Biden arrived late to deliver the keynote Monday at the annual conference of J Street, the liberal pro-Israel advocacy group, coming straight from a private meeting at the White House with Israeli Prime Minister Benjamin Netanyahu, who is delivering the final speech at the U.N. General Assembly on Tuesday.

J Street, founded in 2008, is the hipper and more progressive younger sister to pro-Israel lobby AIPAC. But Biden’s rhetoric seemed better-suited to the kind of hardline audience that has traditionally dominated pro-Israel advocacy in the U.S. He repeatedly emphasized that the U.S. would not tolerate a nuclear-armed Iran, and was tempered in his optimism about the new Iranian president, whose conciliatory tone at the U.N. last week excited some in the international community.

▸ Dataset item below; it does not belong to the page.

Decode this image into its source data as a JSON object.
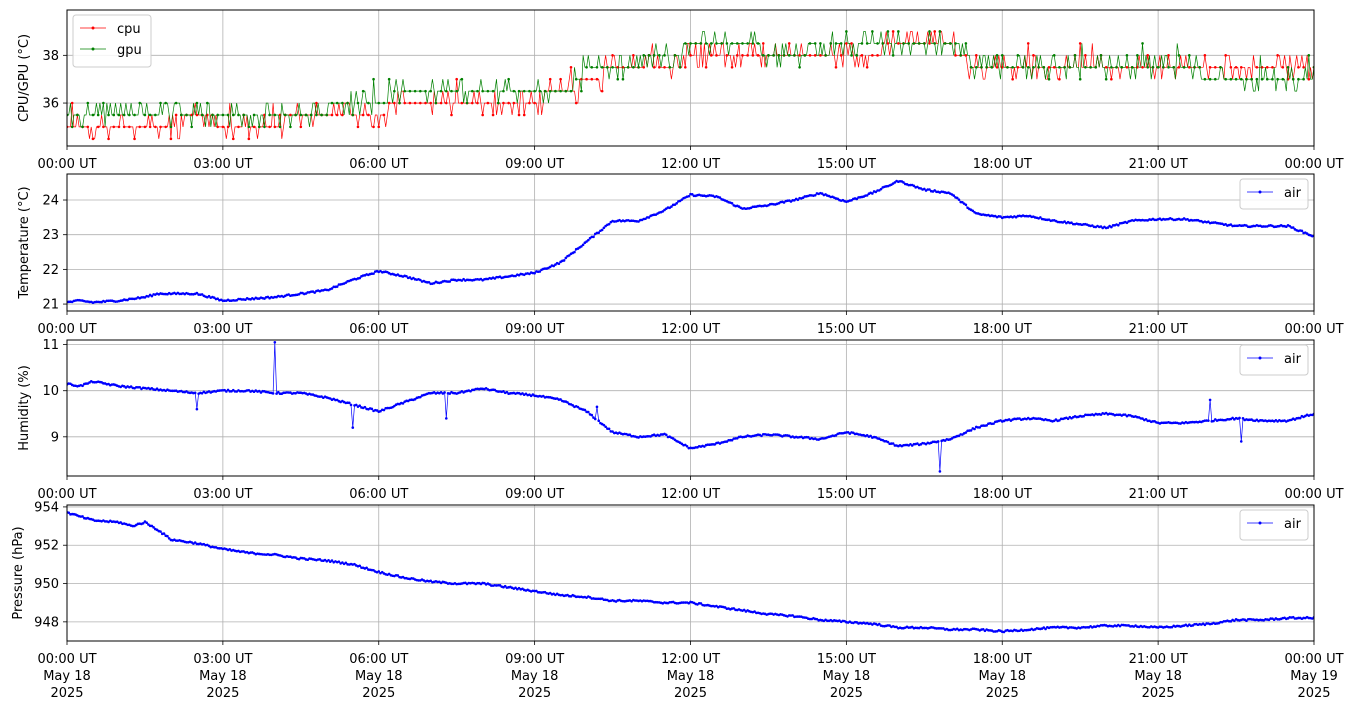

If there were no Israel, we’d have to invent one, to make sure our interests are protected.

Emphasizing the shared interests between the U.S. and Israel, Biden said: “If there were no Israel, we’d have to invent one, to make sure our interests are protected."

Biden’s skepticism over Iran’s “charm offensive” and apparent commitment to the sanction program is exactly what Netanyahu has publicly urged of Americans. Israeli officials said their prime minister would play the role of “spoilsport” at the U.N., and caution world leaders to focus on Rouhani’s actions as opposed to his words. In this respect, Netanyahu is representing popular opinion in his country; a poll by Israel’s Channel 10 News found that 78 percent of Israelis don’t believe Rouhani’s stated desire for dialogue with the U.S. is genuine.

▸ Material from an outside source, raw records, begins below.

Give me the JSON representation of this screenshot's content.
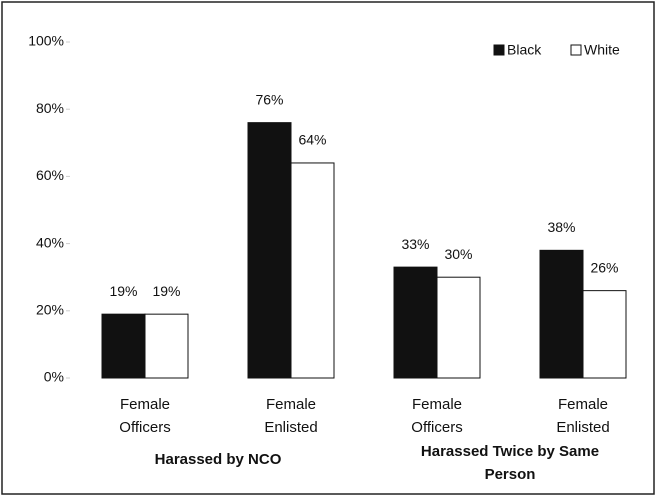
{
  "chart_data": {
    "type": "bar",
    "categories": [
      "Female Officers",
      "Female Enlisted",
      "Female Officers",
      "Female Enlisted"
    ],
    "category_groups": [
      "Harassed by NCO",
      "Harassed Twice by Same Person"
    ],
    "series": [
      {
        "name": "Black",
        "color": "#111111",
        "values": [
          19,
          76,
          33,
          38
        ],
        "value_labels": [
          "19%",
          "76%",
          "33%",
          "38%"
        ]
      },
      {
        "name": "White",
        "color": "#ffffff",
        "values": [
          19,
          64,
          30,
          26
        ],
        "value_labels": [
          "19%",
          "64%",
          "30%",
          "26%"
        ]
      }
    ],
    "ylim": [
      0,
      100
    ],
    "yticks": [
      {
        "value": 0,
        "label": "0%"
      },
      {
        "value": 20,
        "label": "20%"
      },
      {
        "value": 40,
        "label": "40%"
      },
      {
        "value": 60,
        "label": "60%"
      },
      {
        "value": 80,
        "label": "80%"
      },
      {
        "value": 100,
        "label": "100%"
      }
    ],
    "legend": "top-right"
  }
}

But Biden’s speech was surprisingly heavy on issues of Israeli security for an organization whose primary agenda items are a two-state solution and peace. On certain issues, the conference attendees appeared distinctly to the left of the mainstream Zionist movement, and even J Street’s official line, applauding at one session earlier Monday when a panelist called for a Palestinian “right of return,” noted Tablet magazine.

Other speakers at the conference were more euphoric than Biden about this diplomatic moment, and seemed better attuned to the crowd at the conference, which saw attendance balloon to almost 3,000 this year.

“This isn’t just a dodge and a faint by a regime determined to pursue a nuclear weapons capability,” said Suzanne Maloney, a senior fellow at the Saban Center for Middle East Policy at the Brookings Institution, at a panel earlier in the day.

Ahmadinejad was an asset, the gift that kept on giving.

Rouhani was elected after eight years of dissatisfaction, she said, with the “creeping pariah status Iran had achieved thanks to [previous President Mahmoud] Ahmadinejad’s reprehensible rhetoric.” She added, however, that Rouhani was “a preacher of theocracy” and no “Jeffersonian democrat.”

Even Merav Michaelia, a member of the Labor Party in the Israeli parliament, undercut her prime minister in a conversation with the press on Sunday. "The difference between Netanyahu and Obama is that while Obama really wishes to achieve the goal of Iran not having a nuclear weapon and nuclear ability," she said, "Netanyahu and Israel in general want Iran to forfeit. They want Israel to win." 

Meir Javedanfar, an Iranian-born Israeli and professor of contemporary Iranian politics at the Interdisciplinary Center Herzilya, outlined the multiple “traumas” Israel faces with regards to Iran, including its history of funding attacks by the Palestinian group Hamas, which the U.S. classifies as a terrorist organization, and years of Holocaust denial by Ahmadinejad. But Javedanfar also received raucous applause for several jabs he made against Netanyahu.

“Ahmadinejad was an asset, the gift that kept on giving… He isolated the Iranian regime like never before, and Israel didn’t have to do anything,” he said. “Rouhani’s a diplomat. With all due respect for my prime minister, I don’t think he knows how to handle diplomats.”

Ken Pollack, a former Iran-Iraq analyst with the CIA, current senior fellow at the Saban Center, and Middle East adviser to congressional leaders, cited a CNN poll showing that three-quarters of Americans support direct negotiations with Iran over its nuclear program.

“They are not crazy. They aren’t irrational. They are not messianic, at least in their external behavior,” Pollack said about the Iranian leadership. “And they are not reckless… They have a great deal of respect for our power.”

The timing with Iran and renewed Israeli-Palestinian negotiations made the fourth J Street conference particularly energized. There were hundreds more attendees than in 2012 and nine members of the Israeli parliament in attendance, marking a new milestone in organization and legitimacy for the pro-Israel Left -- even if the conference’s keynote speaker wasn’t necessarily talking to them.